Sound designer Nicholas Harris says his design “had to be the glue that took us on this journey” from one play to the next. He and composition student Charles Ivan Punchatz came up with “time-travel” transitions to transport the audience.
“Imagine your life passing you by in 30 seconds and that’s what we presented, with quotes from presidents and musicians. The collection of your life in 30 seconds.”
Natalie Woolams-Torres appears in a bright yellow dress — as a chimpanzee trying to write “Hamlet” — in “Words, Words, Words.”
“It goes beyond character study,” she says. “It’s a musical. We’re acting as a bunch of musicians. We have to play off each other’s notes.”
“Unamundo,” the tongue spoken in “The Universal Language,” is well-built gibberish, but Dru Smith treated it the “same as any text.”
“Instead of knowing what the words are, it really comes down to knowing what you’re trying to do with what you’re saying,” he says.
Melinda Nichols agrees.
“It’s all about using language to make this beautiful human connection,” she says.
That theme is repeated throughout, says Olivia Osol, who appears in “English Made Simple,” a deconstruction of party chatter.
“Once you find the same language as somebody else, a whole new universe opens up,” she says.
James Ortiz is Bill in “Sure Thing,” a courtship in a coffee shop that resets itself with each misstep.
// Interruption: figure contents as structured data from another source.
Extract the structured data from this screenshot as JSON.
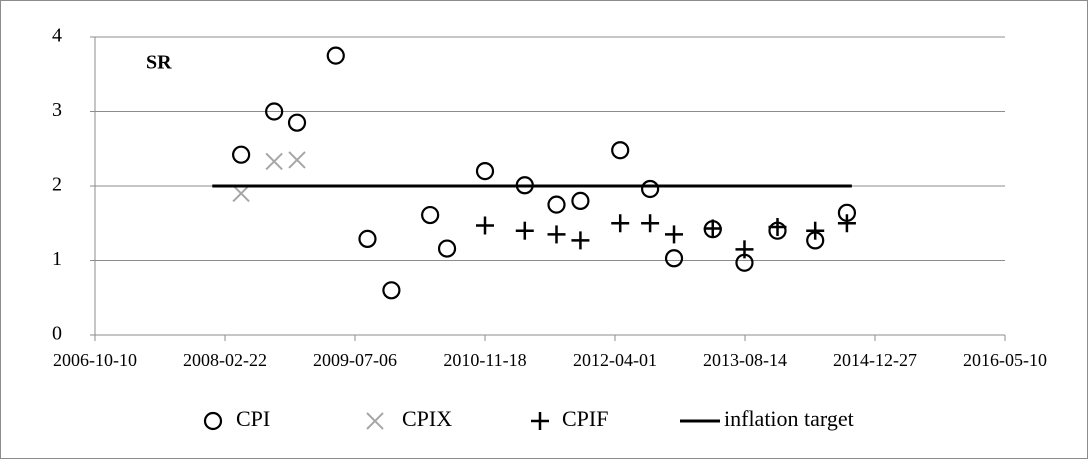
{
  "chart_data": {
    "type": "scatter",
    "title": "SR",
    "xlim": [
      "2006-10-10",
      "2016-05-10"
    ],
    "xticks": [
      "2006-10-10",
      "2008-02-22",
      "2009-07-06",
      "2010-11-18",
      "2012-04-01",
      "2013-08-14",
      "2014-12-27",
      "2016-05-10"
    ],
    "ylim": [
      0,
      4
    ],
    "yticks": [
      0,
      1,
      2,
      3,
      4
    ],
    "grid": true,
    "legend": "bottom",
    "series": [
      {
        "name": "CPI",
        "color": "#000000",
        "marker": "circle",
        "x": [
          "2008-04-24",
          "2008-08-29",
          "2008-11-25",
          "2009-04-23",
          "2009-08-23",
          "2009-11-23",
          "2010-04-21",
          "2010-06-25",
          "2010-11-18",
          "2011-04-20",
          "2011-08-20",
          "2011-11-20",
          "2012-04-21",
          "2012-08-14",
          "2012-11-14",
          "2013-04-12",
          "2013-08-12",
          "2013-12-17",
          "2014-05-11",
          "2014-09-10"
        ],
        "values": [
          2.42,
          3.0,
          2.85,
          3.75,
          1.29,
          0.6,
          1.61,
          1.16,
          2.2,
          2.01,
          1.75,
          1.8,
          2.48,
          1.96,
          1.03,
          1.42,
          0.97,
          1.4,
          1.27,
          1.64
        ]
      },
      {
        "name": "CPIX",
        "color": "#a6a6a6",
        "marker": "x",
        "x": [
          "2008-04-24",
          "2008-08-29",
          "2008-11-25"
        ],
        "values": [
          1.9,
          2.33,
          2.35
        ]
      },
      {
        "name": "CPIF",
        "color": "#000000",
        "marker": "plus",
        "x": [
          "2010-11-18",
          "2011-04-20",
          "2011-08-20",
          "2011-11-20",
          "2012-04-21",
          "2012-08-14",
          "2012-11-14",
          "2013-04-12",
          "2013-08-12",
          "2013-12-17",
          "2014-05-11",
          "2014-09-10"
        ],
        "values": [
          1.47,
          1.4,
          1.35,
          1.27,
          1.5,
          1.5,
          1.35,
          1.43,
          1.15,
          1.45,
          1.4,
          1.5
        ]
      },
      {
        "name": "inflation target",
        "color": "#000000",
        "marker": "line",
        "x": [
          "2008-01-04",
          "2014-09-29"
        ],
        "values": [
          2,
          2
        ]
      }
    ]
  }
}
It has a lot to say about how one change, one different answer, can affect the course of our lives. It also demonstrates Ives’ way with words — and his exactitude.
“So many of his plays are so technical,” Ortiz says, “that in a funny way, it’s like ‘hit your mark’ and no time for finding it and playing around with it. It’s about staying on your mark.”
Even if your mark moves to Mamaroneck.
“All In The Timing”
Where: A Purchase Repertory Theatre production presented at the Emelin Theatre, 153 Library Lane, Mamaroneck.
When: 7:30 p.m. Friday; 2 p.m. and 7:30 p.m. Saturday; 2 p.m. Sunday.
Tickets: $20; $15 for seniors and students.
Call: 914-698-0098.
Web: www.emelin.org.
With: Tabitha Holbert, LaTeisha Dukes, Andrew Smith, Natalie Woolams-Torres, Monica K. Ross, Brett Diggs, Melinda Nichols, Matt Lents, James Ortiz, Oliva Osol, Julia Lawler, Jason Ralph.
Which “Timing”?
David Ives’ “All in the Timing” is a collection of one-acts. At the Emelin this weekend:
• “A Singular Kinda Guy,” a man who knows exactly what he is.
• “Foreplay, or The Art of the Fugue,” about three games of miniature golf, played simultaneously by three different couples with remarkable similarities.
• “Words, Words, Words,” about the role of the writer.
• “The Philadelphia,” about asking for one thing getting something else.
• “The Universal Language,” about making connections with words of your choosing.
• “English Made Simple,” in which Ives boils down banal party talk to its essence.
• “Sure Thing,” on how new relationships are fraught with peril.
• “Long Ago and Far Away,” a more dramatic piece, about a couple dealing with change, what is real and what is imagined.
Photo by Angela Gaul/The Journal News: From left, Dru Smith, Matt Lents and Natalie Woolams-Torres portray Milton, Swift and Kafka in “Words, Words, Words,” part of a production of “All in the Timing,” to be presented at Mamaroneck’s Emelin Theatre Feb. 27, 28 and March 1.